L'exportation de lait en poudre en provenance de l'Europe est estimée à 450 000 tonnes dont une partie en sac de 25 kg (industrie alimentaire) et le restant en petit conditionnement. Environ 170 000 tonnes est exporté en petit conditionnement (sachets et boites).

Lait de chèvre en poudre ?[modifier | modifier le code]

Le lait en poudre le plus vendu est celui de vache, mais dans certaines régions du monde, les chèvres sont plus faciles à élever et leur lait moins cher[13]. Dans les pays en développement, un excédent de lait de chèvre pourrait théoriquement aussi être réduit en poudre et mis en réserve et quand c'est nécessaire lutter contre la malnutrition.

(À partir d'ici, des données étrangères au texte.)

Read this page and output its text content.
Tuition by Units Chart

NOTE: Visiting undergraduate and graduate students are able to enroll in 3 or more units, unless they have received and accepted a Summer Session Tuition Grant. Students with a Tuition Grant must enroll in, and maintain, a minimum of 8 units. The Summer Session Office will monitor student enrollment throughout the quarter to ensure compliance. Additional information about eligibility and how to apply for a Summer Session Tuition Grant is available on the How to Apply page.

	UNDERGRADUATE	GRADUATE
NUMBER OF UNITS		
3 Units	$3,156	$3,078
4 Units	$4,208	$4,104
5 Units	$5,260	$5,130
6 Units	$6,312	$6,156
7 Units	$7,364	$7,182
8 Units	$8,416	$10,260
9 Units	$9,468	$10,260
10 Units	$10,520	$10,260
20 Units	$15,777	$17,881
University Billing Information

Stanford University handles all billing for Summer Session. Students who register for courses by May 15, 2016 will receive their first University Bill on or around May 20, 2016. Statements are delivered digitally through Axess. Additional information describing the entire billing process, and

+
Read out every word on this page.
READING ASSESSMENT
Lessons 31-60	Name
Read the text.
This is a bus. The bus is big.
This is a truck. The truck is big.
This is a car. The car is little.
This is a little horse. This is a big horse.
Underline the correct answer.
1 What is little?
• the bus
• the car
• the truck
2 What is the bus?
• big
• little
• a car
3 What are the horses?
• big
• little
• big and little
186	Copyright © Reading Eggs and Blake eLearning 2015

Il présente l'avantage d'être transporté et conservé plus facilement, mais il faut aussi tenir compte du fait qu'en zone aride et semi-aride, les chèvres peuvent faire de gros dégâts en s'alimentant dans les cultures, en montant dans les arbres bas et en empêchant la reforestation par broutage des plants.

Fraudes et Controverses[modifier | modifier le code]

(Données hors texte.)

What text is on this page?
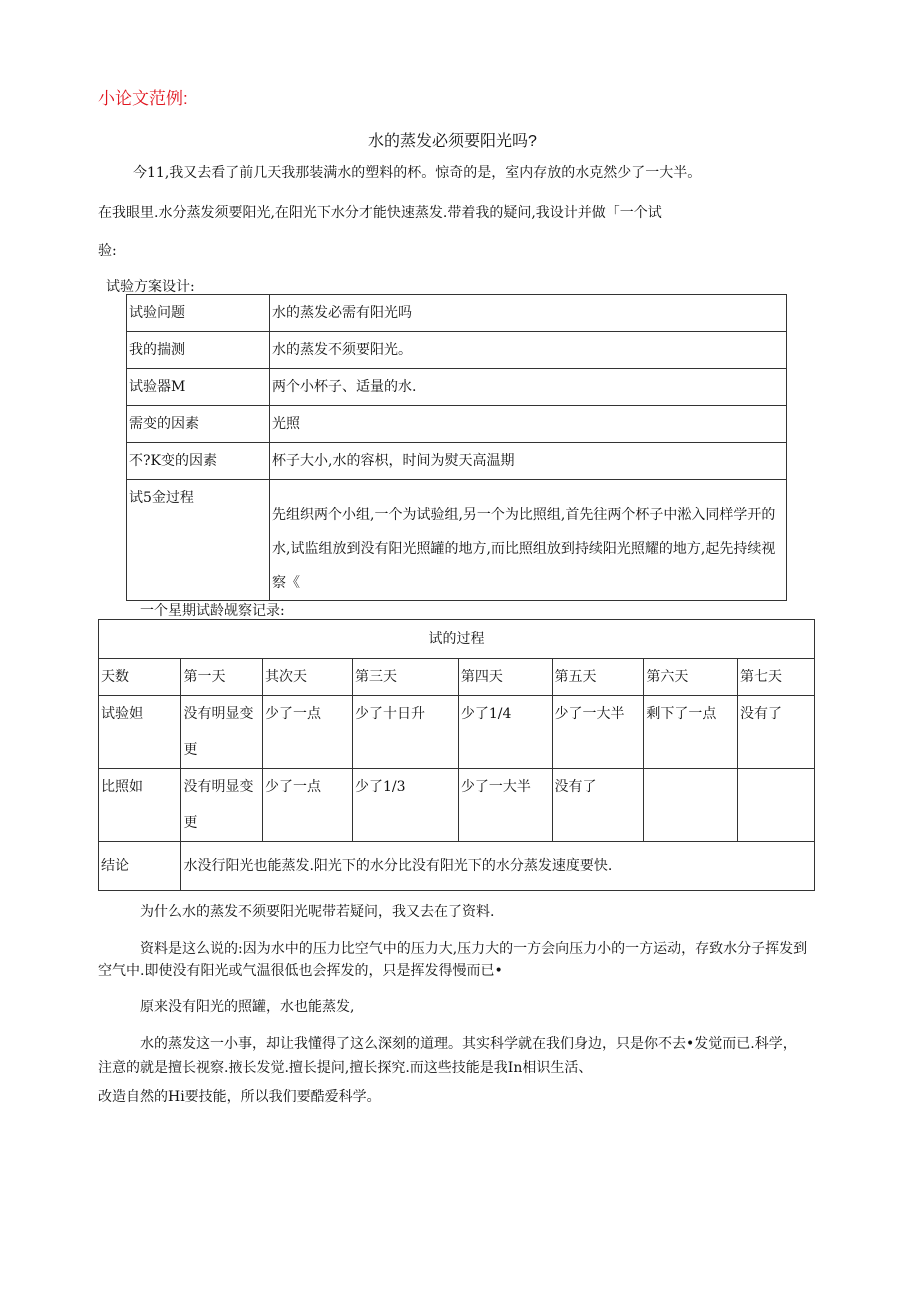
小论文范例:
水的蒸发必须要阳光吗?
今11,我又去看了前几天我那装满水的塑料的杯。惊奇的是，室内存放的水克然少了一大半。
在我眼里.水分蒸发须要阳光,在阳光下水分才能快速蒸发.带着我的疑问,我设计并做「一个试
验:
试验方案设计:
试验问题	水的蒸发必需有阳光吗
我的揣测	水的蒸发不须要阳光。
试验器M	两个小杯子、适量的水.
需变的因素	光照
不?K变的因素	杯子大小,水的容枳，时间为熨天高温期
试5金过程	先组织两个小组,一个为试验组,另一个为比照组,首先往两个杯子中淞入同样学开的水,试监组放到没有阳光照罐的地方,而比照组放到持续阳光照耀的地方,起先持续视察《
一个星期试龄觇察记录:
试的过程							
天数	第一天	其次天	第三天	第四天	第五天	第六天	第七天
试验妲	没有明显变更	少了一点	少了十日升	少了1/4	少了一大半	剩下了一点	没有了
比照如	没有明显变更	少了一点	少了1/3	少了一大半	没有了		
结论	水没行阳光也能蒸发.阳光下的水分比没有阳光下的水分蒸发速度要快.						

为什么水的蒸发不须要阳光呢带若疑问，我又去在了资料.

资料是这么说的:因为水中的压力比空气中的压力大,压力大的一方会向压力小的一方运动，存致水分子挥发到空气中.即使没有阳光或气温很低也会挥发的，只是挥发得慢而已•

原来没有阳光的照罐，水也能蒸发,

水的蒸发这一小事，却让我懂得了这么深刻的道理。其实科学就在我们身边，只是你不去•发觉而已.科学，注意的就是擅长视察.掖长发觉.擅长提问,擅长探究.而这些技能是我In相识生活、

改造自然的Hi要技能，所以我们要酷爱科学。
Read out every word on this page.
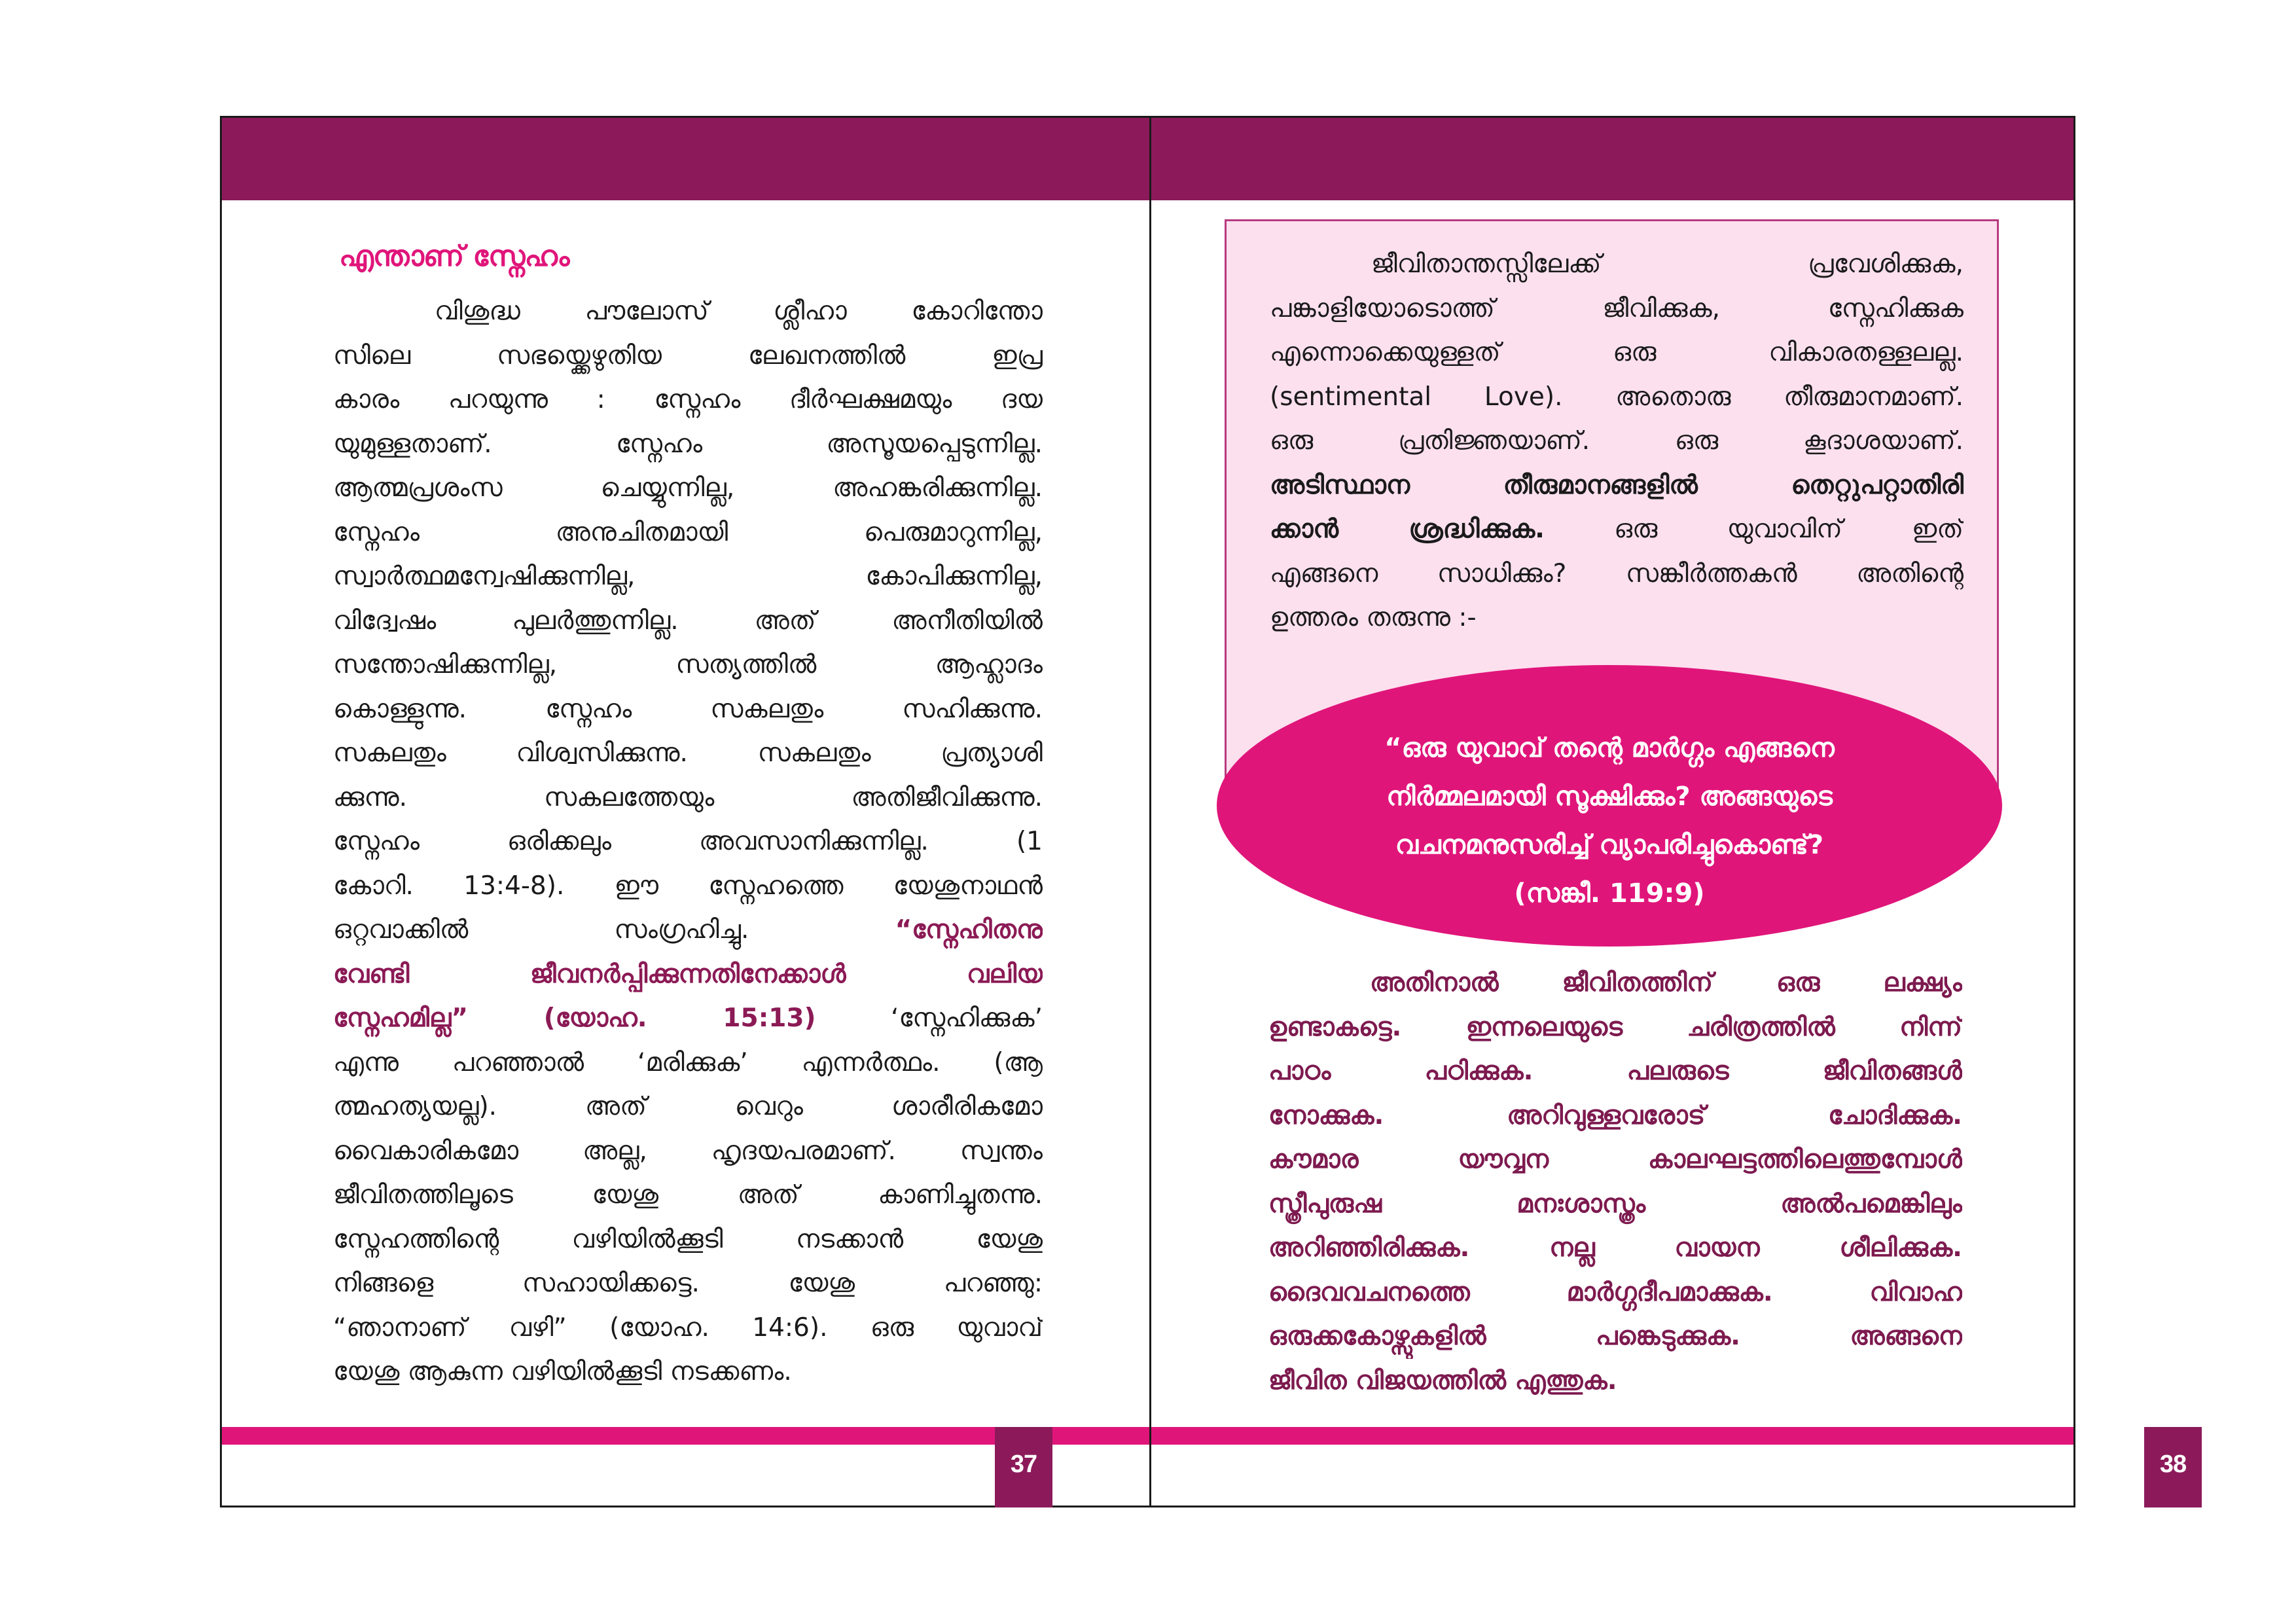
എന്താണ് സ്നേഹം
വിശുദ്ധ പൗലോസ് ശ്ലീഹാ കോറിന്തോ
സിലെ സഭയ്ക്കെഴുതിയ ലേഖനത്തിൽ ഇപ്ര
കാരം പറയുന്നു : സ്നേഹം ദീർഘക്ഷമയും ദയ
യുമുള്ളതാണ്. സ്നേഹം അസൂയപ്പെടുന്നില്ല.
ആത്മപ്രശംസ ചെയ്യുന്നില്ല, അഹങ്കരിക്കുന്നില്ല.
സ്നേഹം അനുചിതമായി പെരുമാറുന്നില്ല,
സ്വാർത്ഥമന്വേഷിക്കുന്നില്ല, കോപിക്കുന്നില്ല,
വിദ്വേഷം പുലർത്തുന്നില്ല. അത് അനീതിയിൽ
സന്തോഷിക്കുന്നില്ല, സത്യത്തിൽ ആഹ്ലാദം
കൊള്ളുന്നു. സ്നേഹം സകലതും സഹിക്കുന്നു.
സകലതും വിശ്വസിക്കുന്നു. സകലതും പ്രത്യാശി
ക്കുന്നു. സകലത്തേയും അതിജീവിക്കുന്നു.
സ്നേഹം ഒരിക്കലും അവസാനിക്കുന്നില്ല. (1
കോറി. 13:4-8). ഈ സ്നേഹത്തെ യേശുനാഥൻ
ഒറ്റവാക്കിൽ സംഗ്രഹിച്ചു.	“സ്നേഹിതനു
വേണ്ടി ജീവനർപ്പിക്കുന്നതിനേക്കാൾ വലിയ
സ്നേഹമില്ല” (യോഹ. 15:13)	‘സ്നേഹിക്കുക’
എന്നു പറഞ്ഞാൽ ‘മരിക്കുക’ എന്നർത്ഥം. (ആ
ത്മഹത്യയല്ല). അത് വെറും ശാരീരികമോ
വൈകാരികമോ അല്ല, ഹൃദയപരമാണ്. സ്വന്തം
ജീവിതത്തിലൂടെ യേശു അത് കാണിച്ചുതന്നു.
സ്നേഹത്തിന്റെ വഴിയിൽക്കൂടി നടക്കാൻ യേശു
നിങ്ങളെ സഹായിക്കട്ടെ. യേശു പറഞ്ഞു:
“ഞാനാണ് വഴി” (യോഹ. 14:6). ഒരു യുവാവ്
യേശു ആകുന്ന വഴിയിൽക്കൂടി നടക്കണം.
37
ജീവിതാന്തസ്സിലേക്ക് പ്രവേശിക്കുക,
പങ്കാളിയോടൊത്ത് ജീവിക്കുക, സ്നേഹിക്കുക
എന്നൊക്കെയുള്ളത് ഒരു വികാരതള്ളലല്ല.
(sentimental Love). അതൊരു തീരുമാനമാണ്.
ഒരു പ്രതിജ്ഞയാണ്. ഒരു കൂദാശയാണ്.
അടിസ്ഥാന തീരുമാനങ്ങളിൽ തെറ്റുപറ്റാതിരി
ക്കാൻ ശ്രദ്ധിക്കുക.	ഒരു യുവാവിന് ഇത്
എങ്ങനെ സാധിക്കും? സങ്കീർത്തകൻ അതിന്റെ
ഉത്തരം തരുന്നു :-
“ഒരു യുവാവ് തന്റെ മാർഗ്ഗം എങ്ങനെ
നിർമ്മലമായി സൂക്ഷിക്കും? അങ്ങയുടെ
വചനമനുസരിച്ച് വ്യാപരിച്ചുകൊണ്ട്?
(സങ്കീ. 119:9)
അതിനാൽ ജീവിതത്തിന് ഒരു ലക്ഷ്യം
ഉണ്ടാകട്ടെ. ഇന്നലെയുടെ ചരിത്രത്തിൽ നിന്ന്
പാഠം പഠിക്കുക. പലരുടെ ജീവിതങ്ങൾ
നോക്കുക. അറിവുള്ളവരോട് ചോദിക്കുക.
കൗമാര യൗവ്വന കാലഘട്ടത്തിലെത്തുമ്പോൾ
സ്ത്രീപുരുഷ മനഃശാസ്ത്രം അൽപമെങ്കിലും
അറിഞ്ഞിരിക്കുക. നല്ല വായന ശീലിക്കുക.
ദൈവവചനത്തെ മാർഗ്ഗദീപമാക്കുക. വിവാഹ
ഒരുക്കകോഴ്സുകളിൽ പങ്കെടുക്കുക. അങ്ങനെ
ജീവിത വിജയത്തിൽ എത്തുക.
38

Cas de Nestlé[14][modifier | modifier le code]

En 1977, la société Nestlé a été l’objet d’un boycott par les consommateurs, parmi eux des professeurs comme Derrick B. Jelliffe et sa femme qui étaient experts en nutrition de nourrisson, naissant aux États-Unis à la suite de deux publications majeures : un article de 1973 dans le New Internationalist, un magazine d’activistes radicaux du Royaume-Uni et un livre The baby killer publié en 1974 par Mike Muller, un journaliste s’intéressant à la nutrition des enfants et publié par War on Want, une organisation non gouvernementale anglaise, qui a pour but de combattre la pauvreté. Le propos du livre est la dénonciation des pratiques publicitaires de Nestlé[15]. La société poursuit en justice l’éditeur de la traduction allemande pour écrit diffamatoire, le titre traduit étant : « Nestlé tötet Babys »[16], qui veut dire : Nestlé tue des bébés. La société obtiendra gain de cause mais le juge Jürg Sollberger fait remarquer que la compagnie devra modifier fondamentalement ses méthodes publicitaires. La polémique s’est donc répandue par le biais de ce procès en Europe au début des années 1980. La politique publicitaire, jugée trop agressive, menée par la compagnie au sein des LEDCs (Less Economically Developed Country)[17] est le principal reproche émis par les militants envers Nestlé . Les principaux axes de la stratégie marketing controversée étaient :

  • Promotion dans les milieux médicaux via des échantillons gratuits. S’ensuit une dépendance au produit qui est ensuite payant.
  • Utilisation des cas d’aide humanitaire afin de distribuer ses produits, parfois avec des indications dans une langue non adaptée au pays.
  • Influence des professionnels de la santé via des cadeaux afin qu’ils recommandent les substituts. (IBFAN, 2016).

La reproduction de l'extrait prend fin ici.